Octobre 2019, de nos jours

— Mais bon sang, avancez ! hurlé-je comme si le conducteur devant moi pouvait m'entendre.

Je vais être à la bourre, très à la bourre. Et s'il y a bien une chose que je déteste c'est d'être en retard.

Pourtant, fut un temps je m'en foutais, je prenais la vie comme elle venait.

Désormais tout est organisé. Je maitrise tout, de l'argent que je veux gagner à celui que je veux dépenser, des personnes que j'ai décidé de rencontrer à celles qu'il est préférable d'éviter. Oui je maitrise tout. Ça limite les imprévus, et tous les risques que pourrait comporter une vie d'insouciance. Patronne de ma propre entreprise, il n'est pas bien difficile d'orchestrer mes journées. Des horaires précis, une seule et unique employée – depuis qu'une étudiante m'a lâchée – et une panoplie de règles auxquelles je me tiens – la raison sans doute pour laquelle elle est partie d'après Clara, mon amie. Le seul jour que je ne maiîtrise pas est ce foutu lundi où ma boutique est fermée.

Non pas que je sois en manque d'inspiration pour combler les heures, bien au contraire. Le matin, je fais la comptabilité du Cupcake & Coffee, mon commerce, les courses pour la semaine aussi, puis je pars déjeunez chez ma mère. Quatre longues et éprouvantes heures avec elle. C'est une des raisons qui nous ont poussées, Charlyne et moi, à décréter que le lundi devait avoir cette soirée « Minettes en folie ». Charlyne sait que chaque semaine, j'ai besoin d'un défouloir et surtout de ma meilleure amie. Lorsque je sors de chez ma mère, je la récupère devant l'école où elle travaille comme institutrice, puis après être passées chez moi pour nous changer, nous filons donner des cours de pole dance. Du moins, Charlyne donne un cours et moi je l'assiste. Mais nous nous éclatons ! Dit comme ça, venant d'anciennes stripteaseuses, je ne suis pas sûre que nous soyons très crédibles. Pourtant il n'y a aucun amalgame à faire. Le pole dance est un sport et il n'est pas réservé aux stripteaseuses. Si apprendre à faire du pole dance à des quinquagénaires permettait de tenir la queue de leur mari sagement dans leur caleçon, ça se saurait et nous aurions certainement trouvé le remède contre l'infidélité !
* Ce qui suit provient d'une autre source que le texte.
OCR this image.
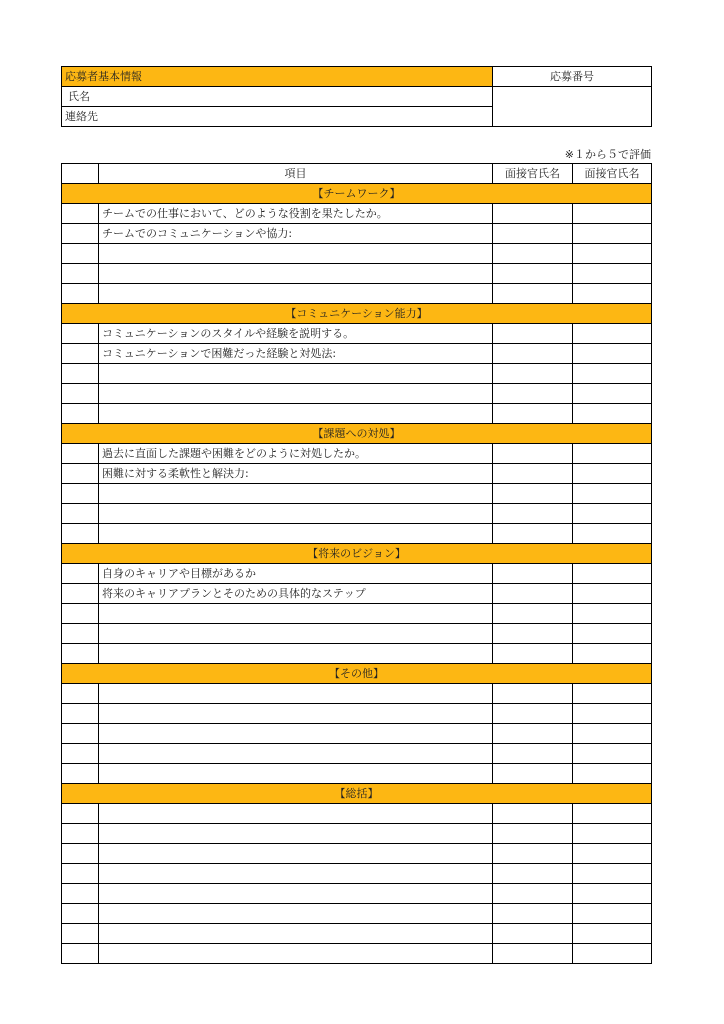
応募者基本情報	応募番号
氏名	
連絡先	
※１から５で評価
	項目	面接官氏名	面接官氏名
【チームワーク】			
	チームでの仕事において、どのような役割を果たしたか。		
	チームでのコミュニケーションや協力:		

【コミュニケーション能力】			
	コミュニケーションのスタイルや経験を説明する。		
	コミュニケーションで困難だった経験と対処法:		

【課題への対処】			
	過去に直面した課題や困難をどのように対処したか。		
	困難に対する柔軟性と解決力:		

【将来のビジョン】			
	自身のキャリアや目標があるか		
	将来のキャリアプランとそのための具体的なステップ		

【その他】			

【総括】			
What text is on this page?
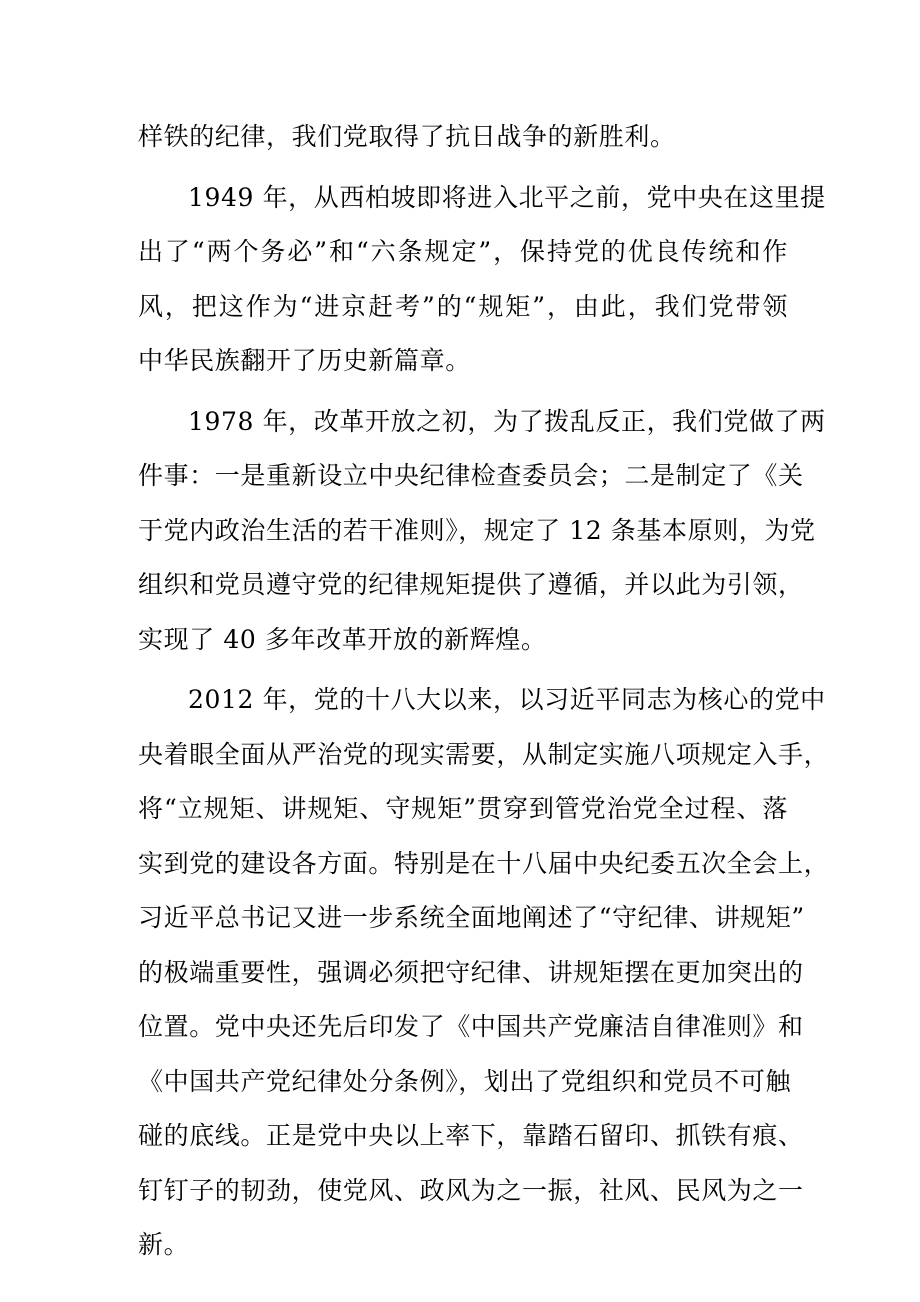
样铁的纪律，我们党取得了抗日战争的新胜利。
1949 年，从西柏坡即将进入北平之前，党中央在这里提
出了“两个务必”和“六条规定”，保持党的优良传统和作
风，把这作为“进京赶考”的“规矩”，由此，我们党带领
中华民族翻开了历史新篇章。
1978 年，改革开放之初，为了拨乱反正，我们党做了两
件事：一是重新设立中央纪律检查委员会；二是制定了《关
于党内政治生活的若干准则》，规定了 12 条基本原则，为党
组织和党员遵守党的纪律规矩提供了遵循，并以此为引领，
实现了 40 多年改革开放的新辉煌。
2012 年，党的十八大以来，以习近平同志为核心的党中
央着眼全面从严治党的现实需要，从制定实施八项规定入手，
将“立规矩、讲规矩、守规矩”贯穿到管党治党全过程、落
实到党的建设各方面。特别是在十八届中央纪委五次全会上，
习近平总书记又进一步系统全面地阐述了“守纪律、讲规矩”
的极端重要性，强调必须把守纪律、讲规矩摆在更加突出的
位置。党中央还先后印发了《中国共产党廉洁自律准则》和
《中国共产党纪律处分条例》，划出了党组织和党员不可触
碰的底线。正是党中央以上率下，靠踏石留印、抓铁有痕、
钉钉子的韧劲，使党风、政风为之一振，社风、民风为之一
新。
J'essaie de me faire rire mais rien ne passe dans ma gorge à part un grognement d'impatience.

— Il y a deux files, bon sang ! Deux files ! Ne me dites pas que les deux sont bloquées ?!!

Je parle encore seule. Il parait que c'est comme écrire une lettre – sans jamais la donner – à quelqu'un qui nous a fait souffrir, ça permet de décharger nos émotions. Je ne me sens pas mieux pour autant. La preuve : je me tape le front contre le volant.

Comme chaque lundi, je décolle de chez ma mère à 15h précises afin d'arriver à l'école de Charlyne, très en avance mais surtout pile poils à l'heure à laquelle la cantinière s'en va. Ainsi, je récupère sa place de parking dans l'avenue. Si je me contentais d'arriver au moment où Charlyne finit, je devrais faire trente-six fois le tour du quartier à la recherche d'un emplacement que je risquerais de ne jamais trouver, pour finir le quart d'heure d'après dans l'effervescence des mamans qui accourent pour récupérer leurs gamins.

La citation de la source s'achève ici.